From the September 1981 issue of D Magazine:
"Broadcast Battleground" by Steve Kenny
Christopher Haze, a former KFJZ FM disc jockey and program director at KNUS, was recruited from Houston's KILT to revamp KEGL's image (then known as KFJZ). "Before I got here and there was a change in management, there were some pretty significant problems," Haze says. "It was labeled a teenybopper station. Very few people over the age of 18 were listening."
The old call letters were the first to go, for two reasons: They were too closely associated with the teenage audience, and too many people in Dallas knew that KFJZ was a Fort Worth station. (Fort Worth stations rarely do well outside Tarrant County, but most Dallas stations draw well in Fort Worth.)
After considering the paperwork required to change call letters, Haze and station manager Jim Tandy at first decided to keep the letters but ignore them on the air. For six weeks last fall, the station called itself "The Texas Star," but an audience tuned in expecting a country and western station. It was back to the drawing board.
Haze hit rock bottom in December of 1980 during a night of too many drinks at the Chelsea Street Pub in European Crossroads. He had arrived at the station in September just in time for the disastrous fall ratings "book"; KFJZ's share audience had slipped to 3.5 per cent, down from almost 6 per cent 18 months before. Even the teenagers were beginning to desert KFJZ FM for "album rock" stations KZEW and KTXQ. The station's new format and call letters had to be firmly entrenched before the new ratings survey began in mid-March.
"We were trying to come up with a handle for the station," Haze recalls. "We have a brand name-oriented society. We felt we couldn't maintain any sort of momentum without a brand name.
"We were sitting there drinking, when suddenly it occurred to me -The Eagle," he says. "It just popped into my head. I don't exactly know why. But it was exactly right. The Eagle - it was patriotic. It can mean freedom. It can mean flight. It's the symbol of America, and there's nothing negative about that except at income tax time."
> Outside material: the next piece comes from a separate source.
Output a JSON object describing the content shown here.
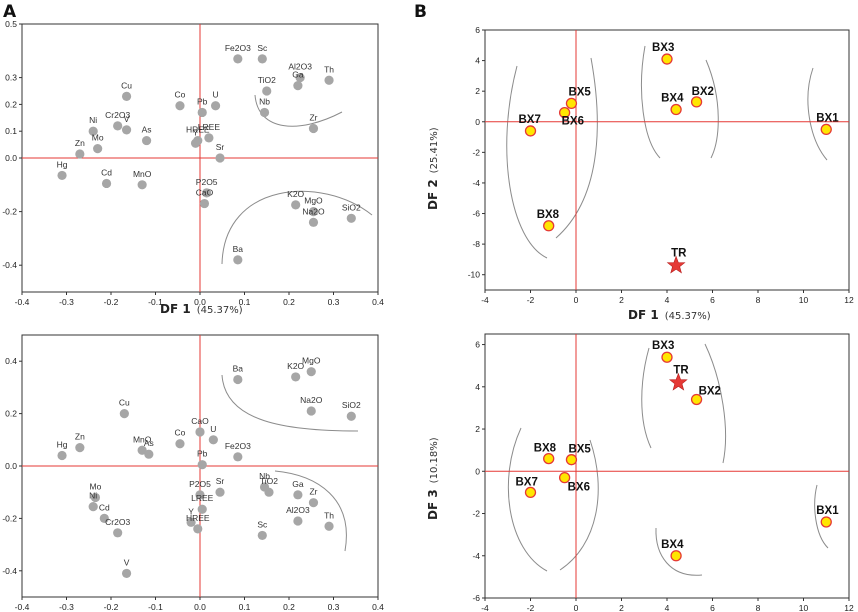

But others were skeptical. There were negative aspects, namely the Philadelphia Eagles football team, which had just eliminated the Dallas Cowboys from their Super Bowl chase. The name was tested by professional survey groups over and over again. "None of the focus groups mentioned the Philadelphia Eagles," Haze says. Everyone at the station breathed a sigh of relief. The call letters were a more difficult problem. How would they match the Eagle symbol with new call letters. Haze searched the Federal Communication Commission call-letter booklet. Nothing seemed right. Then word came that a California station was switching from a pop to Spanish language format and giving up the KEGL call letters. Perfect. The day the letters went up for grabs, Haze applied for them. The FCC approved them on February 19. Haze and station executives hurriedly put together a promotional package, including a fluorescent orange Eagle symbol (which was slapped on billboards all over Dallas and Fort Worth) and a simple four-tone call-letter identification accompanied by the synthesized sounds of an eagle in flight. The new package began on March 15; Arbitron began its new ratings sweep four days later.
Haze got word of the FCC's approval during his 10 a.m. to noon radio show - right in the middle of a song performed by the rock group the Eagles. But Haze still had plenty of problems. With 38 stations in the eight-county Dallas/Fort Worth market competing for the estimated 2.6 million regular radio listeners, a virtually all-new radio station was going to be difficult to sell, especially the type of radio station Haze was trying to sell. He didn't want to alienate the teen audience, but he didn't want to cater to them either. He had to market a pop rock 'n' roll station in a market increasingly infatuated with country and western music. Haze's aim was to bring in an enthusiastic young staff who would both keep the teenagers and attract an older, more loyal audience to challenge KVIL.
So far, Haze's attempts to attract an audience like KVIL's have met with modest success. The latest ratings marked a substantial increase in KEGL's audience share. But he's not about to rest on his laurels and wait for his numbers to come in. Haze is experimenting with new promotions, including a character called the "Moose" (actually disc jockey "Humble" Billy Hayes), whom Haze hopes will challenge Ron Chapman in the mornings; and "The Party," a radio dating game hosted by Sharon Wilson (real name: Sharon Golinar), a 1972 graduate of Bryan Adams High School.